Hence, the correct option is B.

Additional information:
Equilibrium constant does not depend on the initial concentrations of reactants and products. It is also temperature dependent. If the equilibrium constant has a very large value, then the reaction is approaching completion.

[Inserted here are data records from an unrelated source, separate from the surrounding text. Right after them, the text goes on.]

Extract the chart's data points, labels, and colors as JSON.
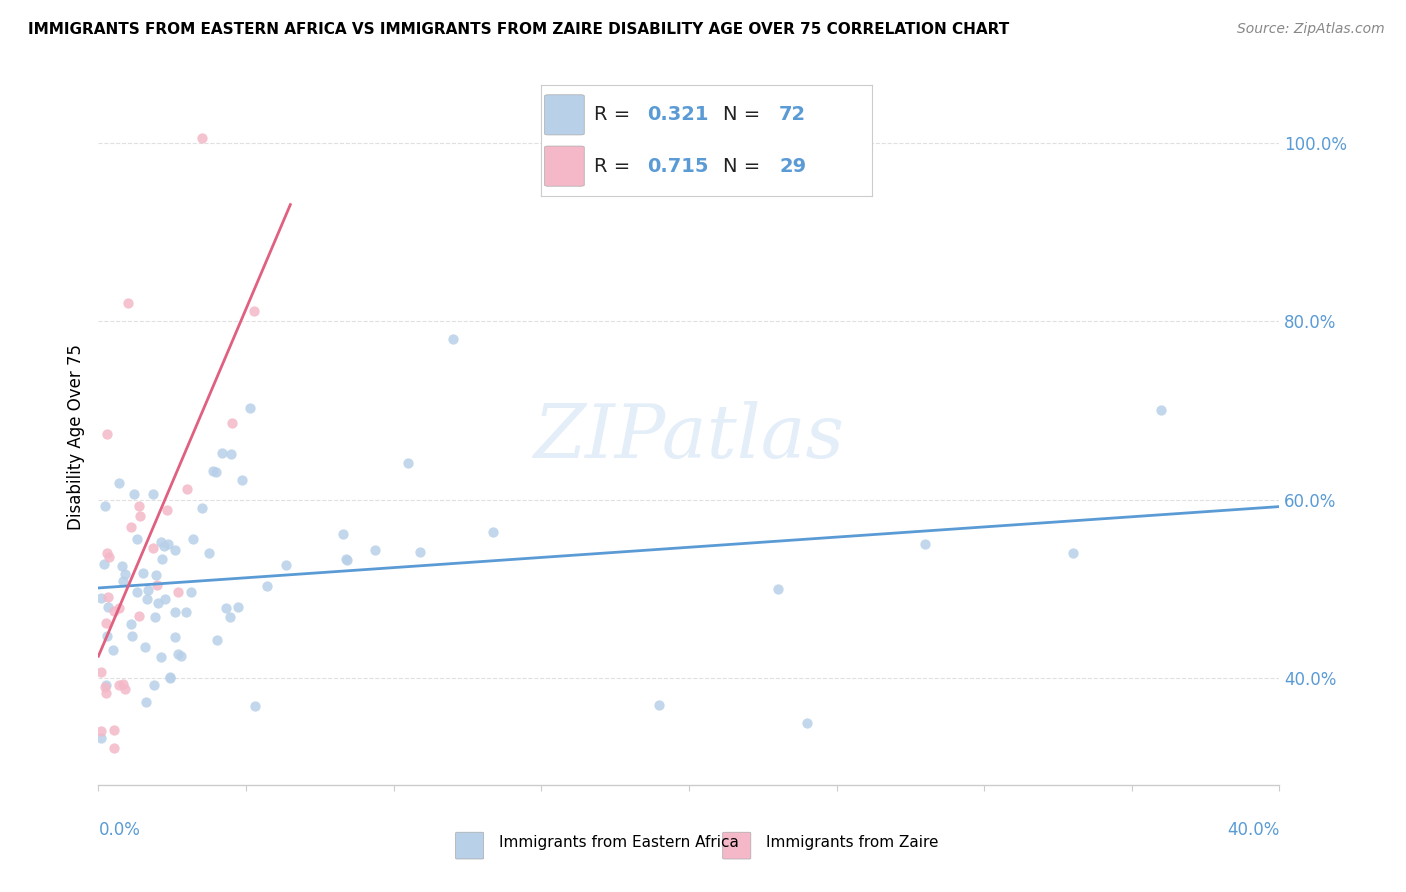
{
  "title": "IMMIGRANTS FROM EASTERN AFRICA VS IMMIGRANTS FROM ZAIRE DISABILITY AGE OVER 75 CORRELATION CHART",
  "source": "Source: ZipAtlas.com",
  "ylabel": "Disability Age Over 75",
  "xlim": [
    0.0,
    0.4
  ],
  "ylim": [
    0.28,
    1.06
  ],
  "R_blue": 0.321,
  "N_blue": 72,
  "R_pink": 0.715,
  "N_pink": 29,
  "blue_color": "#b8d0e8",
  "blue_line_color": "#5b9bd5",
  "pink_color": "#f4b8c8",
  "pink_line_color": "#e06080",
  "scatter_size": 55,
  "scatter_alpha": 0.85,
  "watermark": "ZIPatlas",
  "ytick_vals": [
    0.4,
    0.6,
    0.8,
    1.0
  ],
  "ytick_labels": [
    "40.0%",
    "60.0%",
    "80.0%",
    "100.0%"
  ],
  "grid_color": "#e0e0e0",
  "title_fontsize": 11,
  "source_fontsize": 10,
  "legend_fontsize": 14
}
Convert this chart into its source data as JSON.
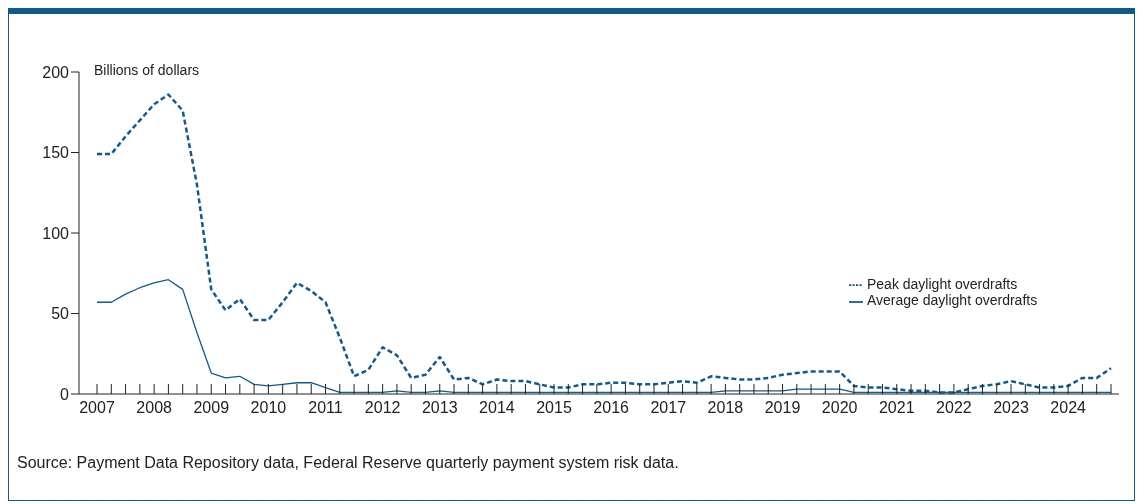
{
  "chart_data": {
    "type": "line",
    "ylabel": "Billions of dollars",
    "categories": [
      "2007",
      null,
      null,
      null,
      "2008",
      null,
      null,
      null,
      "2009",
      null,
      null,
      null,
      "2010",
      null,
      null,
      null,
      "2011",
      null,
      null,
      null,
      "2012",
      null,
      null,
      null,
      "2013",
      null,
      null,
      null,
      "2014",
      null,
      null,
      null,
      "2015",
      null,
      null,
      null,
      "2016",
      null,
      null,
      null,
      "2017",
      null,
      null,
      null,
      "2018",
      null,
      null,
      null,
      "2019",
      null,
      null,
      null,
      "2020",
      null,
      null,
      null,
      "2021",
      null,
      null,
      null,
      "2022",
      null,
      null,
      null,
      "2023",
      null,
      null,
      null,
      "2024",
      null,
      null,
      null
    ],
    "series": [
      {
        "name": "Peak daylight overdrafts",
        "color": "#0f5a8f",
        "line_style": "dashed",
        "values": [
          149,
          149,
          160,
          170,
          180,
          186,
          176,
          130,
          65,
          52,
          59,
          46,
          46,
          57,
          69,
          64,
          57,
          35,
          11,
          15,
          29,
          24,
          10,
          12,
          23,
          9,
          10,
          6,
          9,
          8,
          8,
          6,
          4,
          4,
          6,
          6,
          7,
          7,
          6,
          6,
          7,
          8,
          7,
          11,
          10,
          9,
          9,
          10,
          12,
          13,
          14,
          14,
          14,
          5,
          4,
          4,
          3,
          2,
          2,
          1,
          1,
          3,
          5,
          6,
          8,
          6,
          4,
          4,
          5,
          10,
          10,
          16
        ]
      },
      {
        "name": "Average daylight overdrafts",
        "color": "#0f5a8f",
        "line_style": "solid",
        "values": [
          57,
          57,
          62,
          66,
          69,
          71,
          65,
          38,
          13,
          10,
          11,
          6,
          5,
          6,
          7,
          7,
          4,
          1,
          1,
          1,
          1,
          2,
          1,
          1,
          2,
          1,
          1,
          1,
          1,
          1,
          1,
          1,
          1,
          1,
          1,
          1,
          1,
          1,
          1,
          1,
          1,
          1,
          1,
          1,
          2,
          2,
          2,
          2,
          2,
          3,
          3,
          3,
          3,
          1,
          1,
          1,
          1,
          1,
          1,
          1,
          1,
          1,
          1,
          1,
          1,
          1,
          1,
          1,
          1,
          1,
          1,
          1
        ]
      }
    ],
    "ylim": [
      0,
      200
    ],
    "yticks": [
      0,
      50,
      100,
      150,
      200
    ],
    "grid": false,
    "legend": "right",
    "marker": "none",
    "annotations": [
      "Source: Payment Data Repository data, Federal Reserve quarterly payment system risk data."
    ]
  }
}
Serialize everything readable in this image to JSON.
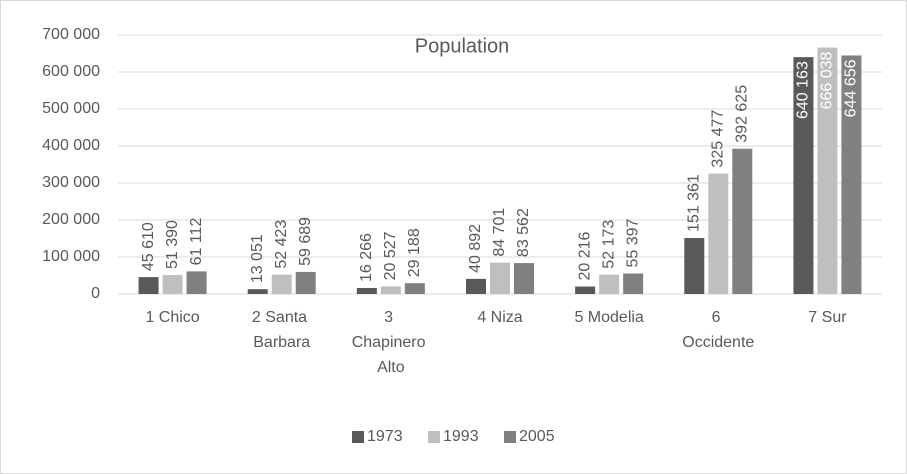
{
  "chart_data": {
    "type": "bar",
    "title": "Population",
    "categories": [
      "1 Chico",
      "2 Santa Barbara",
      "3 Chapinero Alto",
      "4 Niza",
      "5 Modelia",
      "6 Occidente",
      "7 Sur"
    ],
    "series": [
      {
        "name": "1973",
        "color": "#595959",
        "values": [
          45610,
          13051,
          16266,
          40892,
          20216,
          151361,
          640163
        ],
        "value_labels": [
          "45 610",
          "13 051",
          "16 266",
          "40 892",
          "20 216",
          "151 361",
          "640 163"
        ]
      },
      {
        "name": "1993",
        "color": "#bfbfbf",
        "values": [
          51390,
          52423,
          20527,
          84701,
          52173,
          325477,
          666038
        ],
        "value_labels": [
          "51 390",
          "52 423",
          "20 527",
          "84 701",
          "52 173",
          "325 477",
          "666 038"
        ]
      },
      {
        "name": "2005",
        "color": "#808080",
        "values": [
          61112,
          59689,
          29188,
          83562,
          55397,
          392625,
          644656
        ],
        "value_labels": [
          "61 112",
          "59 689",
          "29 188",
          "83 562",
          "55 397",
          "392 625",
          "644 656"
        ]
      }
    ],
    "ylim": [
      0,
      700000
    ],
    "yticks": [
      0,
      {
        "value": 100000,
        "label": "100 000"
      },
      {
        "value": 200000,
        "label": "200 000"
      },
      {
        "value": 300000,
        "label": "300 000"
      },
      {
        "value": 400000,
        "label": "400 000"
      },
      {
        "value": 500000,
        "label": "500 000"
      },
      {
        "value": 600000,
        "label": "600 000"
      },
      {
        "value": 700000,
        "label": "700 000"
      }
    ],
    "grid": true,
    "legend": "bottom"
  }
}
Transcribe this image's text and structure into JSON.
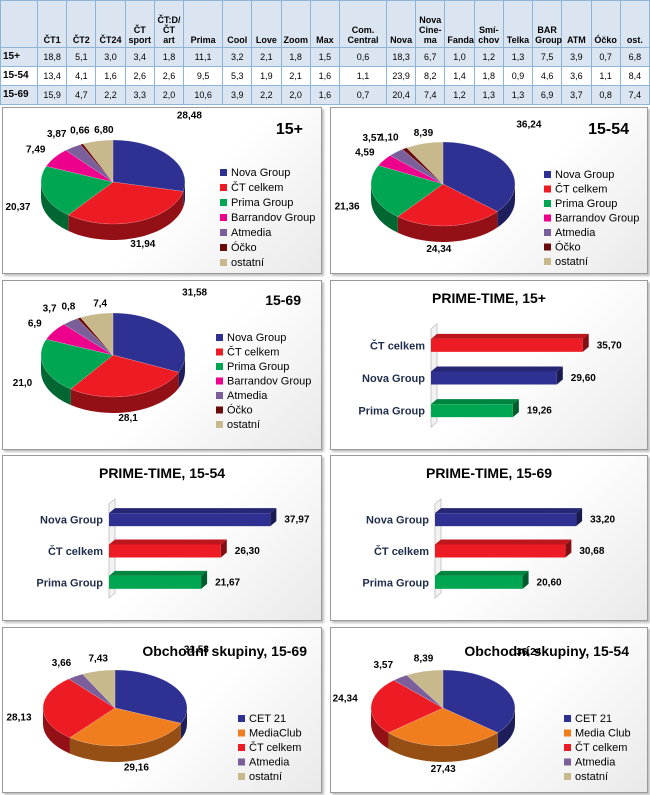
{
  "table": {
    "headers": [
      "",
      "ČT1",
      "ČT2",
      "ČT24",
      "ČT sport",
      "ČT:D/ČT art",
      "Prima",
      "Cool",
      "Love",
      "Zoom",
      "Max",
      "Com. Central",
      "Nova",
      "Nova Cine-ma",
      "Fanda",
      "Smí-chov",
      "Telka",
      "BAR Group",
      "ATM",
      "Óčko",
      "ost."
    ],
    "rows": [
      [
        "15+",
        "18,8",
        "5,1",
        "3,0",
        "3,4",
        "1,8",
        "11,1",
        "3,2",
        "2,1",
        "1,8",
        "1,5",
        "0,6",
        "18,3",
        "6,7",
        "1,0",
        "1,2",
        "1,3",
        "7,5",
        "3,9",
        "0,7",
        "6,8"
      ],
      [
        "15-54",
        "13,4",
        "4,1",
        "1,6",
        "2,6",
        "2,6",
        "9,5",
        "5,3",
        "1,9",
        "2,1",
        "1,6",
        "1,1",
        "23,9",
        "8,2",
        "1,4",
        "1,8",
        "0,9",
        "4,6",
        "3,6",
        "1,1",
        "8,4"
      ],
      [
        "15-69",
        "15,9",
        "4,7",
        "2,2",
        "3,3",
        "2,0",
        "10,6",
        "3,9",
        "2,2",
        "2,0",
        "1,6",
        "0,7",
        "20,4",
        "7,4",
        "1,2",
        "1,3",
        "1,3",
        "6,9",
        "3,7",
        "0,8",
        "7,4"
      ]
    ]
  },
  "colors": {
    "Nova Group": "#2e3192",
    "ČT celkem": "#ed1c24",
    "Prima Group": "#00a651",
    "Barrandov Group": "#ec008c",
    "Atmedia": "#7b5f9a",
    "Óčko": "#6b0a0a",
    "ostatní": "#c8b98c",
    "CET 21": "#2e3192",
    "MediaClub": "#f07e1f",
    "Media Club": "#f07e1f"
  },
  "chart_data": [
    {
      "type": "pie",
      "title": "15+",
      "labels": [
        "Nova Group",
        "ČT celkem",
        "Prima Group",
        "Barrandov Group",
        "Atmedia",
        "Óčko",
        "ostatní"
      ],
      "values": [
        28.48,
        31.94,
        20.37,
        7.49,
        3.87,
        0.66,
        6.8
      ],
      "value_labels": [
        "28,48",
        "31,94",
        "20,37",
        "7,49",
        "3,87",
        "0,66",
        "6,80"
      ]
    },
    {
      "type": "pie",
      "title": "15-54",
      "labels": [
        "Nova Group",
        "ČT celkem",
        "Prima Group",
        "Barrandov Group",
        "Atmedia",
        "Óčko",
        "ostatní"
      ],
      "values": [
        36.24,
        24.34,
        21.36,
        4.59,
        3.57,
        1.1,
        8.39
      ],
      "value_labels": [
        "36,24",
        "24,34",
        "21,36",
        "4,59",
        "3,57",
        "1,10",
        "8,39"
      ]
    },
    {
      "type": "pie",
      "title": "15-69",
      "labels": [
        "Nova Group",
        "ČT celkem",
        "Prima Group",
        "Barrandov Group",
        "Atmedia",
        "Óčko",
        "ostatní"
      ],
      "values": [
        31.58,
        28.1,
        21.0,
        6.9,
        3.7,
        0.8,
        7.4
      ],
      "value_labels": [
        "31,58",
        "28,1",
        "21,0",
        "6,9",
        "3,7",
        "0,8",
        "7,4"
      ]
    },
    {
      "type": "bar",
      "title": "PRIME-TIME, 15+",
      "categories": [
        "ČT celkem",
        "Nova Group",
        "Prima Group"
      ],
      "values": [
        35.7,
        29.6,
        19.26
      ],
      "value_labels": [
        "35,70",
        "29,60",
        "19,26"
      ],
      "xlim": [
        0,
        40
      ]
    },
    {
      "type": "bar",
      "title": "PRIME-TIME, 15-54",
      "categories": [
        "Nova Group",
        "ČT celkem",
        "Prima Group"
      ],
      "values": [
        37.97,
        26.3,
        21.67
      ],
      "value_labels": [
        "37,97",
        "26,30",
        "21,67"
      ],
      "xlim": [
        0,
        40
      ]
    },
    {
      "type": "bar",
      "title": "PRIME-TIME, 15-69",
      "categories": [
        "Nova Group",
        "ČT celkem",
        "Prima Group"
      ],
      "values": [
        33.2,
        30.68,
        20.6
      ],
      "value_labels": [
        "33,20",
        "30,68",
        "20,60"
      ],
      "xlim": [
        0,
        40
      ]
    },
    {
      "type": "pie",
      "title": "Obchodní skupiny, 15-69",
      "labels": [
        "CET 21",
        "MediaClub",
        "ČT celkem",
        "Atmedia",
        "ostatní"
      ],
      "values": [
        31.58,
        29.16,
        28.13,
        3.66,
        7.43
      ],
      "value_labels": [
        "31,58",
        "29,16",
        "28,13",
        "3,66",
        "7,43"
      ]
    },
    {
      "type": "pie",
      "title": "Obchodní skupiny, 15-54",
      "labels": [
        "CET 21",
        "Media Club",
        "ČT celkem",
        "Atmedia",
        "ostatní"
      ],
      "values": [
        36.24,
        27.43,
        24.34,
        3.57,
        8.39
      ],
      "value_labels": [
        "36,24",
        "27,43",
        "24,34",
        "3,57",
        "8,39"
      ]
    }
  ]
}
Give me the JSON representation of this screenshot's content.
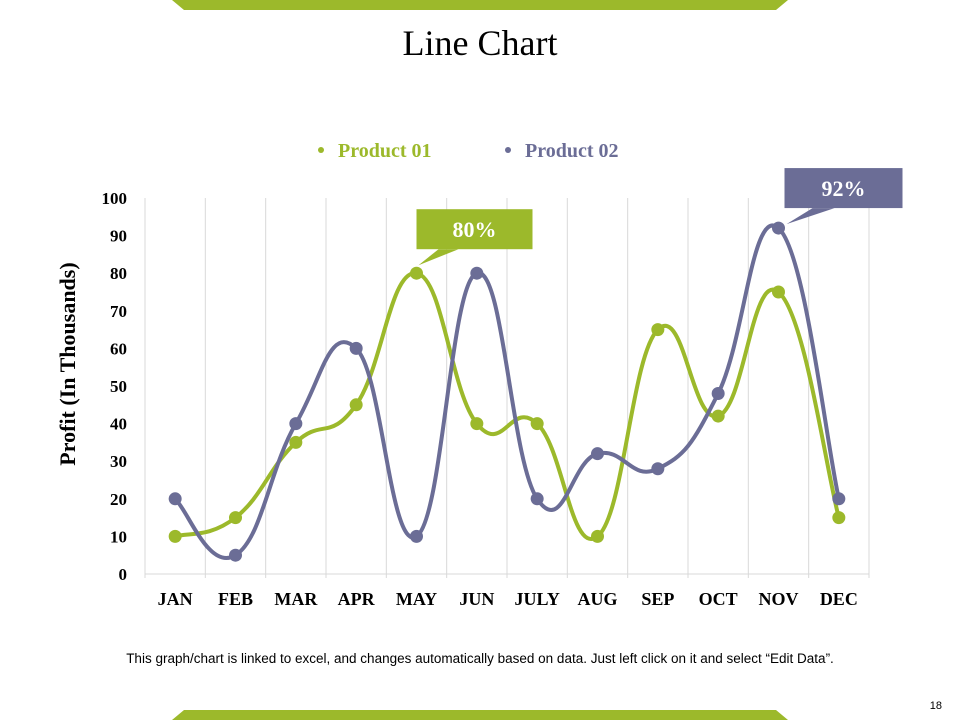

Note: Equilibrium constant for the reverse reaction is the inverse of the equilibrium constant in the forward reaction. If it is greater than one, then it is product favored. If it is less than one, then it is reactants favored. Here, it is less than one. So it is reactant favored.